I have said many times on this blog and to anyone that would listen that I have absolutely no desire to be friends with my children. In my opinion, they have enough friends. What they need from me is to be a strong parent.
I have seen too many parent-child relationships go up in flames because the parent placed too much emphasis on being friends instead of being a parent. Children need boundaries and their friends don’t set or honor boundaries. Children need structure and that can only come from their parents.
While I still stand by that, I have noticed a shift in the relationship that I have with my daughter. Because I’m now able to view her as a young woman and not a child, I feel as though I can trust her more and I find myself lightening up. I’ve discovered that trying to monitor her every movement is a waste of time and exhausting. She will gravitate towards whatever I try to keep from her and no matter how much I pray that she’ll make the right decisions – the ultimate decisions are still hers.
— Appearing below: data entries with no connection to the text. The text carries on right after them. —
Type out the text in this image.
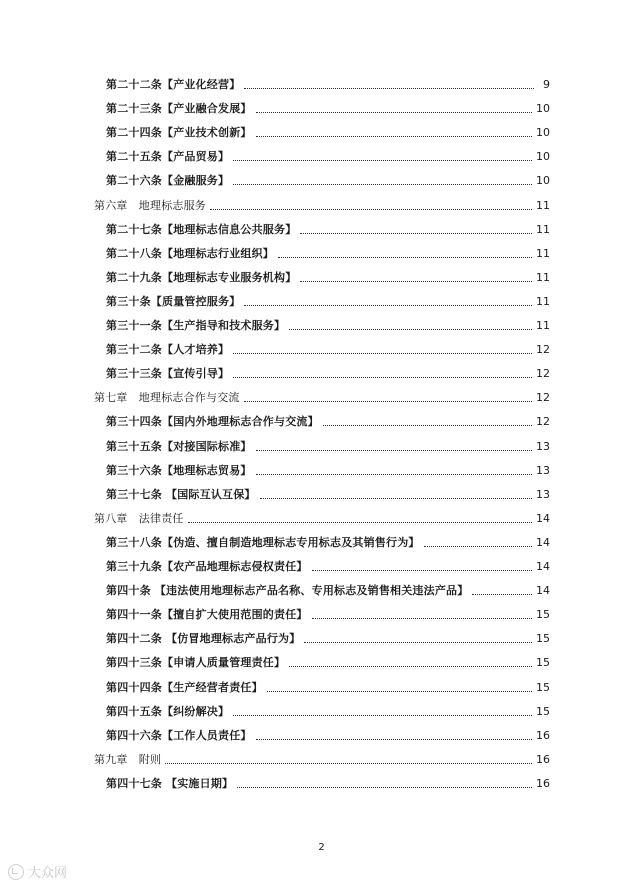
第二十二条【产业化经营】	9
第二十三条【产业融合发展】	10
第二十四条【产业技术创新】	10
第二十五条【产品贸易】	10
第二十六条【金融服务】	10
第六章　地理标志服务	11
第二十七条【地理标志信息公共服务】	11
第二十八条【地理标志行业组织】	11
第二十九条【地理标志专业服务机构】	11
第三十条【质量管控服务】	11
第三十一条【生产指导和技术服务】	11
第三十二条【人才培养】	12
第三十三条【宣传引导】	12
第七章　地理标志合作与交流	12
第三十四条【国内外地理标志合作与交流】	12
第三十五条【对接国际标准】	13
第三十六条【地理标志贸易】	13
第三十七条 【国际互认互保】	13
第八章　法律责任	14
第三十八条【伪造、擅自制造地理标志专用标志及其销售行为】	14
第三十九条【农产品地理标志侵权责任】	14
第四十条 【违法使用地理标志产品名称、专用标志及销售相关违法产品】	14
第四十一条【擅自扩大使用范围的责任】	15
第四十二条 【仿冒地理标志产品行为】	15
第四十三条【申请人质量管理责任】	15
第四十四条【生产经营者责任】	15
第四十五条【纠纷解决】	15
第四十六条【工作人员责任】	16
第九章　附则	16
第四十七条 【实施日期】	16
2
大众网
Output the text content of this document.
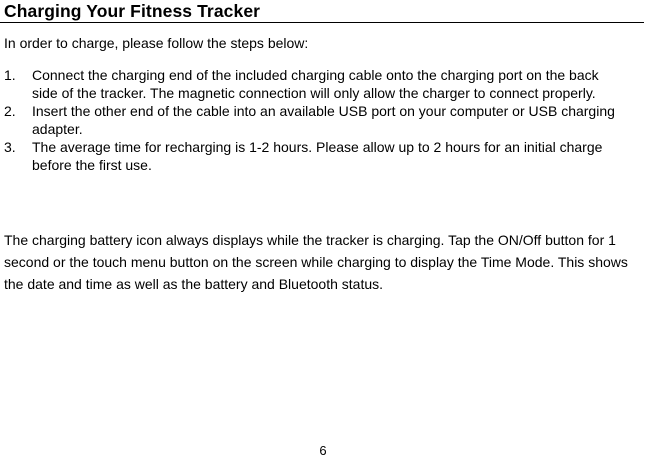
Charging Your Fitness Tracker

In order to charge, please follow the steps below:

1. Connect the charging end of the included charging cable onto the charging port on the back side of the tracker. The magnetic connection will only allow the charger to connect properly.
2. Insert the other end of the cable into an available USB port on your computer or USB charging adapter.
3. The average time for recharging is 1-2 hours. Please allow up to 2 hours for an initial charge before the first use.

The charging battery icon always displays while the tracker is charging. Tap the ON/Off button for 1 second or the touch menu button on the screen while charging to display the Time Mode. This shows the date and time as well as the battery and Bluetooth status.

6
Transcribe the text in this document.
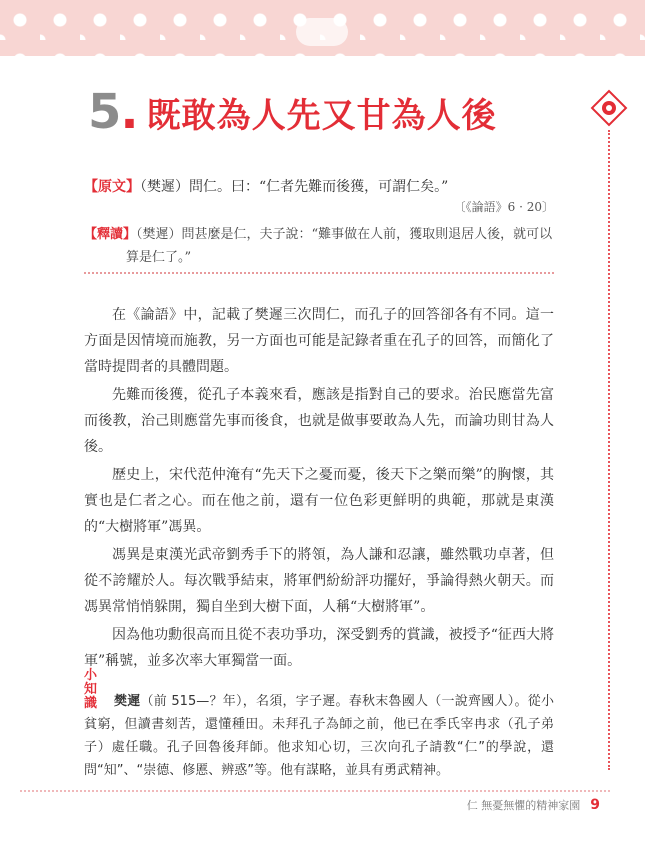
5 . 既敢為人先又甘為人後
【原文】（樊遲）問仁。曰：“仁者先難而後獲，可謂仁矣。”
〔《論語》6 · 20〕
【釋讀】（樊遲）問甚麼是仁，夫子說：“難事做在人前，獲取則退居人後，就可以
算是仁了。”

在《論語》中，記載了樊遲三次問仁，而孔子的回答卻各有不同。這一方面是因情境而施教，另一方面也可能是記錄者重在孔子的回答，而簡化了當時提問者的具體問題。

先難而後獲，從孔子本義來看，應該是指對自己的要求。治民應當先富而後教，治己則應當先事而後食，也就是做事要敢為人先，而論功則甘為人後。

歷史上，宋代范仲淹有“先天下之憂而憂，後天下之樂而樂”的胸懷，其實也是仁者之心。而在他之前，還有一位色彩更鮮明的典範，那就是東漢的“大樹將軍”馮異。

馮異是東漢光武帝劉秀手下的將領，為人謙和忍讓，雖然戰功卓著，但從不誇耀於人。每次戰爭結束，將軍們紛紛評功擺好，爭論得熱火朝天。而馮異常悄悄躲開，獨自坐到大樹下面，人稱“大樹將軍”。

因為他功勳很高而且從不表功爭功，深受劉秀的賞識，被授予“征西大將軍”稱號，並多次率大軍獨當一面。

小知識	樊遲（前 515—？年），名須，字子遲。春秋末魯國人（一說齊國人）。從小貧窮，但讀書刻苦，還懂種田。未拜孔子為師之前，他已在季氏宰冉求（孔子弟子）處任職。孔子回魯後拜師。他求知心切，三次向孔子請教“仁”的學說，還問“知”、“崇德、修慝、辨惑”等。他有謀略，並具有勇武精神。
仁 無憂無懼的精神家園 9
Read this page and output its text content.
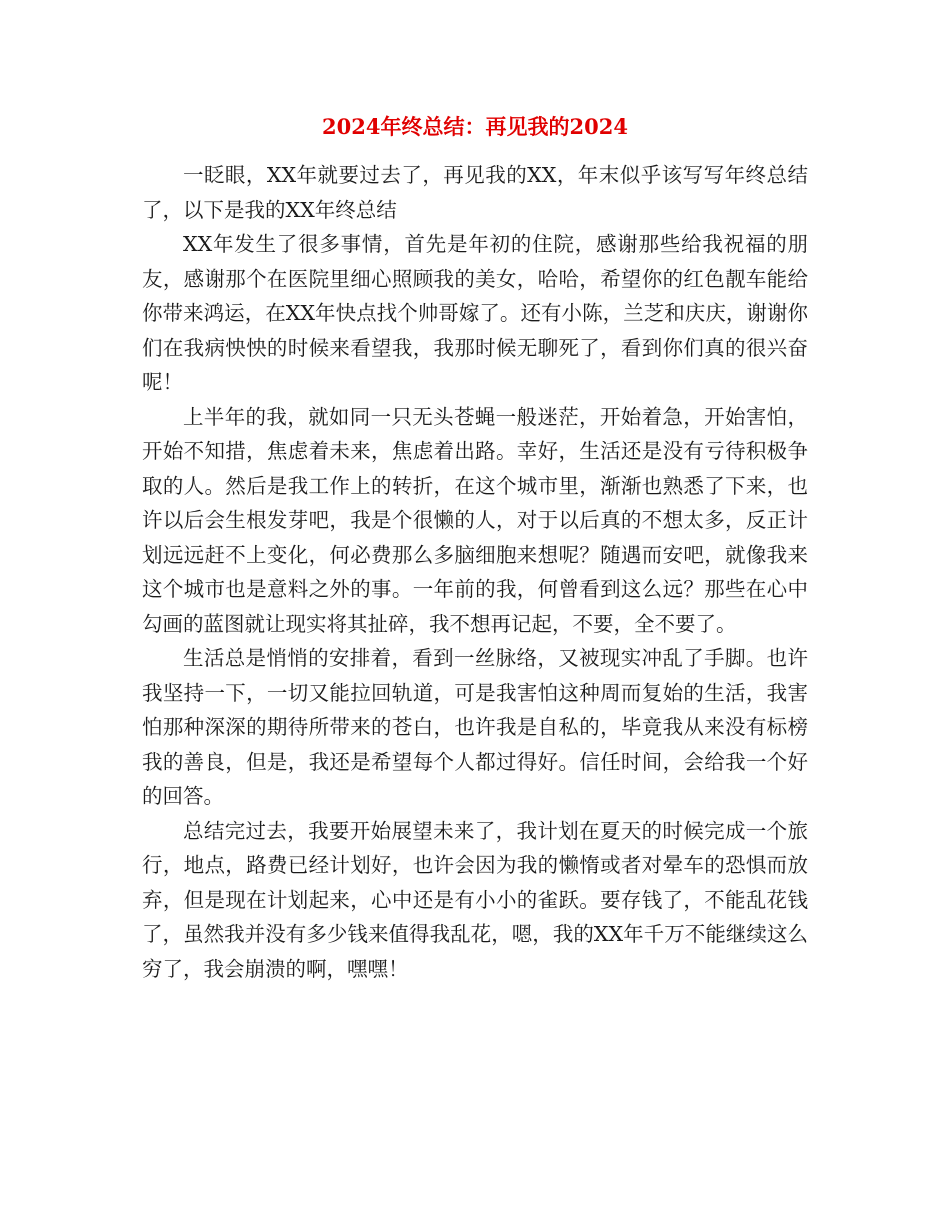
2024年终总结：再见我的2024

一眨眼，XX年就要过去了，再见我的XX，年末似乎该写写年终总结了，以下是我的XX年终总结

XX年发生了很多事情，首先是年初的住院，感谢那些给我祝福的朋友，感谢那个在医院里细心照顾我的美女，哈哈，希望你的红色靓车能给你带来鸿运，在XX年快点找个帅哥嫁了。还有小陈，兰芝和庆庆，谢谢你们在我病怏怏的时候来看望我，我那时候无聊死了，看到你们真的很兴奋呢！

上半年的我，就如同一只无头苍蝇一般迷茫，开始着急，开始害怕，开始不知措，焦虑着未来，焦虑着出路。幸好，生活还是没有亏待积极争取的人。然后是我工作上的转折，在这个城市里，渐渐也熟悉了下来，也许以后会生根发芽吧，我是个很懒的人，对于以后真的不想太多，反正计划远远赶不上变化，何必费那么多脑细胞来想呢？随遇而安吧，就像我来这个城市也是意料之外的事。一年前的我，何曾看到这么远？那些在心中勾画的蓝图就让现实将其扯碎，我不想再记起，不要，全不要了。

生活总是悄悄的安排着，看到一丝脉络，又被现实冲乱了手脚。也许我坚持一下，一切又能拉回轨道，可是我害怕这种周而复始的生活，我害怕那种深深的期待所带来的苍白，也许我是自私的，毕竟我从来没有标榜我的善良，但是，我还是希望每个人都过得好。信任时间，会给我一个好的回答。

总结完过去，我要开始展望未来了，我计划在夏天的时候完成一个旅行，地点，路费已经计划好，也许会因为我的懒惰或者对晕车的恐惧而放弃，但是现在计划起来，心中还是有小小的雀跃。要存钱了，不能乱花钱了，虽然我并没有多少钱来值得我乱花，嗯，我的XX年千万不能继续这么穷了，我会崩溃的啊，嘿嘿！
She’s a good person with a huge heart and a great sense of humor. She’s smart, sensitive and thoughtful and if I wasn’t her mother she would be someone I’d love to call “friend”. We laugh easily together and we actually have real conversations. I really enjoy being around her.
There is nothing easy about being a mother to a teenaged girl. I think it is for that reason that God decided to give me a daughter. Because I used to be teenaged daughter and I know raising me was no picnic. I really hope when the time comes that my daughter only has sons.